Enforcing reforms in the current situation is tantamount to political suicide. Investors are aware that a return to balanced budgets is not on the agenda and are therefore demanding higher yields on bonds.

Development of government deficits in the US over the last 25 years.

Another problem is the rising cost of debt servicing. In most countries, debt servicing costs are rising year on year and are now reaching the level of the budgets of large ministries. The burden of debt is already making itself felt.

Added to this are the central banks. Political pressure to lower interest rates is felt not only in the US but also in Europe. Lower interest rates would provide relief for politicians, but central banks should not be guided by political pressure; rather, they should maintain price stability.

Lowering interest rates could increase inflationary pressure. Furthermore, low interest rates have contributed to the real estate bubble in the past and driven up real estate prices, which means that housing is unaffordable for young people and prevents them from starting a family.

The final decisive factor is inflation. Inflation in the US is not easing and has even shown an upward trend in recent months, which most economists attribute to tariff measures. Many retailers stocked up on supplies before the tariffs were introduced, so the price shock is only gradually becoming apparent.

Inflationary pressure of around three percent will continue in the US. In Europe, for example in Austria, inflation was 4.1 percent in August, twice as high as the ECB's inflation target. Inflation is far from under control, and rising inflation expectations are causing investors to demand higher interest rates on bonds. This will certainly not be the last time we write about the bond crisis.

Inflation trends in Austria over the past year.

Alibaba back in the spotlight

There was some interesting news from the corporate world this week. Alibaba's shares rose significantly. After the publication of good financial results for the second quarter of 2025, the company's shares rose by more than 19 percent.

Alibaba's share price development over the last month.

There were several reasons for this. In addition to strong financial results, China is experiencing a boom in so-called instant commerce. Thanks to a dense logistics network, large Chinese online stores deliver their shipments by express delivery.

In large cities, it is now standard for customers to wait only an hour or two, sometimes even less, for their goods. One popular example is ordering coffee via these platforms and having it delivered directly to your home.

Another factor behind the rise in share prices is Alibaba's focus on artificial intelligence, particularly in the development of cloud services. The company's cloud division recorded annual revenue growth of 26 percent. Alibaba thus confirms the trend toward a comeback for Chinese technology companies.

It appears that China's lag in the field of artificial intelligence is not as great as originally assumed and that Chinese companies could soon become serious competitors for the American technology giants.

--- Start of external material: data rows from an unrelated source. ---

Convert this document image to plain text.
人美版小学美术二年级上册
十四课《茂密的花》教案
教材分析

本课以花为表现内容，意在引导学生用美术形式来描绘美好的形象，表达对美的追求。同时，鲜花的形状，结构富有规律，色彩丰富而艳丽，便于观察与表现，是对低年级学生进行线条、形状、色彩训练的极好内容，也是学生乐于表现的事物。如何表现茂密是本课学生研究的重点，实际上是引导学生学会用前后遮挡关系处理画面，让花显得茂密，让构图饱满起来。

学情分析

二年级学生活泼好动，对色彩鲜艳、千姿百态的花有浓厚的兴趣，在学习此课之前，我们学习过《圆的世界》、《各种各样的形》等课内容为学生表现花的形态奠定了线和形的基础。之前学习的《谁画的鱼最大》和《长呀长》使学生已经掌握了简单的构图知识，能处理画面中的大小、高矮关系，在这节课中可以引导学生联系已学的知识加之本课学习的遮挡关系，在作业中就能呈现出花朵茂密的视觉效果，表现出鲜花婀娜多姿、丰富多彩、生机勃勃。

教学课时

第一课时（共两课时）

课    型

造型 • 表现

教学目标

Waiting for data from the American labor market

One of the reasons why people started talking about a bond crisis was the absence of another important issue. This week, attention is focused primarily on data from the US labor market, which will be released on Friday. If the unemployment rate rises slightly, this would be positive news for the markets, as it would confirm expectations that the US Federal Reserve (Fed) will cut interest rates in September.

If, on the other hand, unemployment falls, this could lead to confusion and uncertainty in the markets, as it would suggest that the Fed may not need to cut interest rates. The end of this week could still be very turbulent on the financial markets.